Baker Hughes, Inc. v. Keco R. & D., Inc

In Baker Hughes, Inc. v. Keco R. & D., Inc., 12 S.W.3d 1 (Tex. 1999), the legislature had enacted a three-year statute of limitations for trade secret appropriation claims after the two-year statute had already passed as to the plaintiff's claims. 12 S.W.3d. at 3-4. The new statute of limitations also adopted the application of the discovery rule to trade secret appropriations claims. Id. at 3. Although the enabling legislation purported to apply the new statute of limitations to actions pending at the time it was passed in which the trial had not yet begun, the supreme court held that the defendant, Baker Hughes, was entitled to rely on the two-year statute of limitations because it had vested before the new, extended statute of limitations was passed. Id. The supreme court had also previously determined that the discovery rule did not apply under the two-year limitations statute.
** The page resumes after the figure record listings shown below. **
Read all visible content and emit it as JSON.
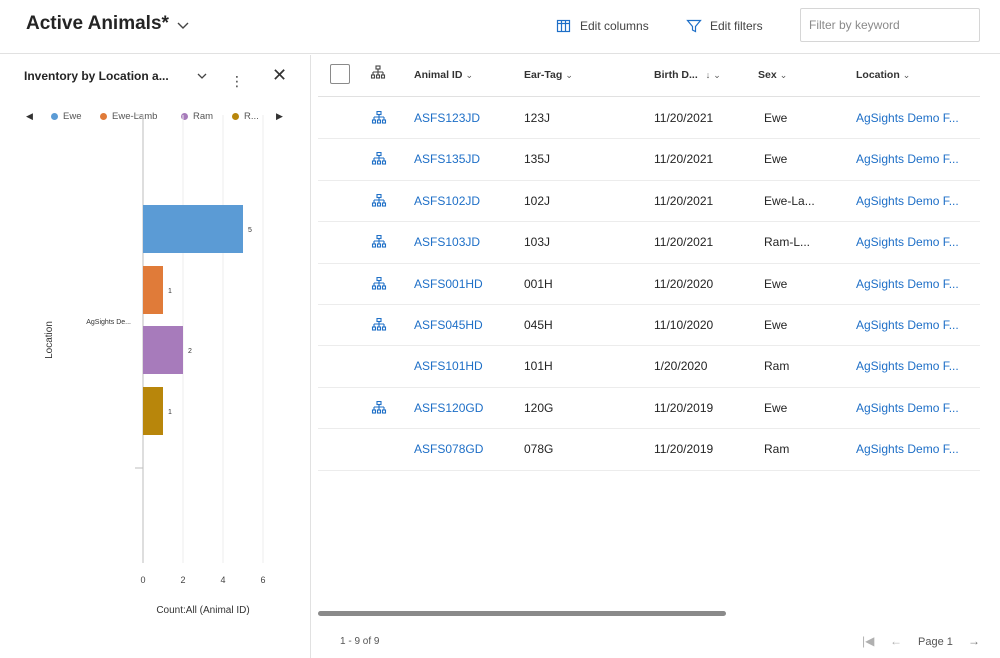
{
  "header": {
    "title": "Active Animals*",
    "edit_columns": "Edit columns",
    "edit_filters": "Edit filters",
    "search_placeholder": "Filter by keyword"
  },
  "chart_panel": {
    "title": "Inventory by Location a...",
    "legend": [
      "Ewe",
      "Ewe-Lamb",
      "Ram",
      "R..."
    ],
    "colors": [
      "#5b9bd5",
      "#e07b39",
      "#a77bbb",
      "#b8860b"
    ]
  },
  "chart_data": {
    "type": "bar",
    "orientation": "horizontal",
    "categories": [
      "AgSights De..."
    ],
    "series": [
      {
        "name": "Ewe",
        "values": [
          5
        ]
      },
      {
        "name": "Ewe-Lamb",
        "values": [
          1
        ]
      },
      {
        "name": "Ram",
        "values": [
          2
        ]
      },
      {
        "name": "R...",
        "values": [
          1
        ]
      }
    ],
    "data_labels": [
      "5",
      "1",
      "2",
      "1"
    ],
    "xlabel": "Count:All (Animal ID)",
    "ylabel": "Location",
    "xticks": [
      "0",
      "2",
      "4",
      "6"
    ],
    "xlim": [
      0,
      6
    ],
    "legend_position": "top"
  },
  "grid": {
    "columns": [
      "Animal ID",
      "Ear-Tag",
      "Birth D...",
      "Sex",
      "Location"
    ],
    "rows": [
      {
        "animal_id": "ASFS123JD",
        "ear_tag": "123J",
        "birth": "11/20/2021",
        "sex": "Ewe",
        "location": "AgSights Demo F...",
        "hier": true
      },
      {
        "animal_id": "ASFS135JD",
        "ear_tag": "135J",
        "birth": "11/20/2021",
        "sex": "Ewe",
        "location": "AgSights Demo F...",
        "hier": true
      },
      {
        "animal_id": "ASFS102JD",
        "ear_tag": "102J",
        "birth": "11/20/2021",
        "sex": "Ewe-La...",
        "location": "AgSights Demo F...",
        "hier": true
      },
      {
        "animal_id": "ASFS103JD",
        "ear_tag": "103J",
        "birth": "11/20/2021",
        "sex": "Ram-L...",
        "location": "AgSights Demo F...",
        "hier": true
      },
      {
        "animal_id": "ASFS001HD",
        "ear_tag": "001H",
        "birth": "11/20/2020",
        "sex": "Ewe",
        "location": "AgSights Demo F...",
        "hier": true
      },
      {
        "animal_id": "ASFS045HD",
        "ear_tag": "045H",
        "birth": "11/10/2020",
        "sex": "Ewe",
        "location": "AgSights Demo F...",
        "hier": true
      },
      {
        "animal_id": "ASFS101HD",
        "ear_tag": "101H",
        "birth": "1/20/2020",
        "sex": "Ram",
        "location": "AgSights Demo F...",
        "hier": false
      },
      {
        "animal_id": "ASFS120GD",
        "ear_tag": "120G",
        "birth": "11/20/2019",
        "sex": "Ewe",
        "location": "AgSights Demo F...",
        "hier": true
      },
      {
        "animal_id": "ASFS078GD",
        "ear_tag": "078G",
        "birth": "11/20/2019",
        "sex": "Ram",
        "location": "AgSights Demo F...",
        "hier": false
      }
    ]
  },
  "footer": {
    "count": "1 - 9 of 9",
    "page": "Page 1"
  }
}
Id. at 4-5. The Texas supreme court reaffirmed "settled law" that, "after a cause has become barred by the statute of limitation, the defendant has a vested right to rely on such statute as a defense." The court continued, "To permit barred claims to be revived years later would undermine society's interest in repose, which is one of the principal justifications for statutes of limitations." Id. The court explained, "We have written that a statute extending the limitations period of a claim already barred by limitations violates the Texas Constitution's prohibition against retroactive laws, which is article I, section 16." Id.